Re: [PATCH] nvme-pci: Shutdown the device if D3Cold is allowed by the user

From: Rafael J. Wysocki
Date: Mon Dec 16 2024 - 12:36:32 EST


On Mon, Dec 16, 2024 at 6:11 PM Manivannan Sadhasivam
<manivannan.sadhasivam@xxxxxxxxxx> wrote:
>
> On Mon, Dec 16, 2024 at 05:24:40PM +0100, Rafael J. Wysocki wrote:
> > On Sat, Dec 14, 2024 at 7:30 AM Manivannan Sadhasivam
> > <manivannan.sadhasivam@xxxxxxxxxx> wrote:
> > >
> > > On Fri, Dec 13, 2024 at 03:35:15PM +0100, Rafael J. Wysocki wrote:
> > > > On Thu, Dec 12, 2024 at 4:14 PM Christoph Hellwig <hch@xxxxxx> wrote:
> > > > >
> > > > > On Thu, Dec 12, 2024 at 01:49:15PM +0100, Ulf Hansson wrote:
> > > > > > Right. This seems to somewhat work for ACPI types of systems, because
> > > > > > ACPI is controlling the low power state for all the devices. Based on
> > > > > > the requested system wide low power state, ACPI can then decide to
> > > > > > call pm_set_suspend_via_firmware() or not.
> > > > > >
> > > > > > Still there is a problem with this for ACPI too.
> > > > > >
> > > > > > How does ACPI know whether it's actually a good idea to keep the NVMe
> > > > > > storage powered in s2idle (ACPI calls pm_set_suspend_via_firmware()
> > > > > > only for S2R and S2disk!?)? Especially when my laptop only supports
> > > > > > s2idle and that's what I will use when I close the lid. In this way,
> > > > > > the NMVe storage will certainly contribute to draining the battery,
> > > > > > especially when I won't be using my laptop for a couple of days.
> > > > > >
> > > > > > In my opinion, we need a better approach that is both flexible and
> > > > > > that dynamically adjusts based upon the use case.
> > > > >
> > > > > Agreed. I'd be happy to work with the PM maintainers to do this,
> > > > > but I don't really know enough about the PM core to drive it
> > > > > (as the reply from Rafael to my mail makes pretty clear :))
> > > >
> > > > I'm here to help.
> > > >
> > > > Let me know what exactly you want to achieve and we'll see how to make it work.
> > >
> > > I'll try to summarize the requirement here since I started this thread:
> > >
> > > Problem statement
> > > =================
> > >
> > > We need a PM core API that tells the device drivers when it is safe to powerdown
> > > the devices. The usecase here is with PCIe based NVMe devices but the problem is
> > > applicable to other devices as well.
> > >
> > > Drivers are relying on couple of options now:
> > >
> > > 1. If pm_suspend_via_firmware() returns true, then drivers will shutdown the
> > > device assuming that the firmware is going to handle the suspend. But this API
> > > is currently used only by ACPI. Even there, ACPI relies on S2R being supported
> > > by the platform and it sets pm_set_suspend_via_firmware() only when the suspend
> > > is S2R. But if the platform doesn't support S2R (current case of most of the
> > > Qcom SoCs), then pm_suspend_via_firmware() will return false and NVMe won't be
> > > powered down draining the battery.
> >
> > So my question here would be why is it not powered down always during
> > system-wide suspend?
> >
> > Why exactly is it necessary to distinguish one case from the other
> > (assuming that we are talking about system-wide suspend only)?
> >
>
> To support Android like usecase with firmware that only supports
> suspend-to-idle (Qcom platforms). This usecase is not applicable right now, but
> one can't just rule out the possibility in the near future.

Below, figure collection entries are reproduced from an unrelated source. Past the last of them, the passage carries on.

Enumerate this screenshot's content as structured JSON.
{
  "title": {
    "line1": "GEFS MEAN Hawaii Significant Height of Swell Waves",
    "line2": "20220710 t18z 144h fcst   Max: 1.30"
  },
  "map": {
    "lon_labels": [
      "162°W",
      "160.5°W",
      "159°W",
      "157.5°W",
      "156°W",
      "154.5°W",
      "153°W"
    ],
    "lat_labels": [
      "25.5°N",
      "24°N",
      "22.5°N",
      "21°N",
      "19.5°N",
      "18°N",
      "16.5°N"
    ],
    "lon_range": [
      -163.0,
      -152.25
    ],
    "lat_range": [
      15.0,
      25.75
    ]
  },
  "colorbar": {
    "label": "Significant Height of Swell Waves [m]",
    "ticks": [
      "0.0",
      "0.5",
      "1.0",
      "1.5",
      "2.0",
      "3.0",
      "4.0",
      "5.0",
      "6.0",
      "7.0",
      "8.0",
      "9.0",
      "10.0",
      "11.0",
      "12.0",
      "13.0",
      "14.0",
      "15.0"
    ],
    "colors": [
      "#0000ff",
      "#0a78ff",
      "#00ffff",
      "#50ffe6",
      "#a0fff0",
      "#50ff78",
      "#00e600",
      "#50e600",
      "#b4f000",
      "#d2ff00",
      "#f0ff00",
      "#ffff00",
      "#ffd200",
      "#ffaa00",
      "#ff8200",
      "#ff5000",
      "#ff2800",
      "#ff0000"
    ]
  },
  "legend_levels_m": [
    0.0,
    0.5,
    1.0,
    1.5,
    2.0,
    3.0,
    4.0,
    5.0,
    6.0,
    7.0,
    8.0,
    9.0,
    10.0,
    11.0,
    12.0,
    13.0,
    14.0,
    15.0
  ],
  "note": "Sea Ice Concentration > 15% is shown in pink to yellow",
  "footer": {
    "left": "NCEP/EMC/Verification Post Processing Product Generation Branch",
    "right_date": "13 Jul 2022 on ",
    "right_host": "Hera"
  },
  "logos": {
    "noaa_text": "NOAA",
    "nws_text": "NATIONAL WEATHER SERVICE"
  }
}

This doesn't explain anything to me, sorry.

> And the problem is that we need to support both Android and non-Android systems
> with same firmware :/

So what technically is the problem?

> > There are drivers that use pm_suspend_via_firmware() to check whether
> > or not something special needs to be done to the device because if
> > "false" is returned, the platform firmware is not going to remove
> > power from it.
> >
> > However, you seem to be talking about the opposite, so doing something
> > special to the device if "true" is returned. I'm not sure why this is
> > necessary.
> >
>
> Because, since 'false' is returned, drivers like NVMe are assuming that the
> platform won't remove power on all DT systems and they just keep the devices in
> low power state (not powering them down). But why would I want my NVMe in DT
> based laptop to be always powered in system suspend?

Because it causes the system to use less energy when suspended.

> > > If the platform is using DT, then there is no entity setting
> > > pm_set_suspend_via_firmware().
> >
> > That's true and so the assumption is that in this case the handling of
> > all devices will always be the same regardless of which flavor of
> > system suspend is chosen by user space.
> >
>
> Right and that's why the above concern is raised.

And it is still unclear to me what the problem with it is.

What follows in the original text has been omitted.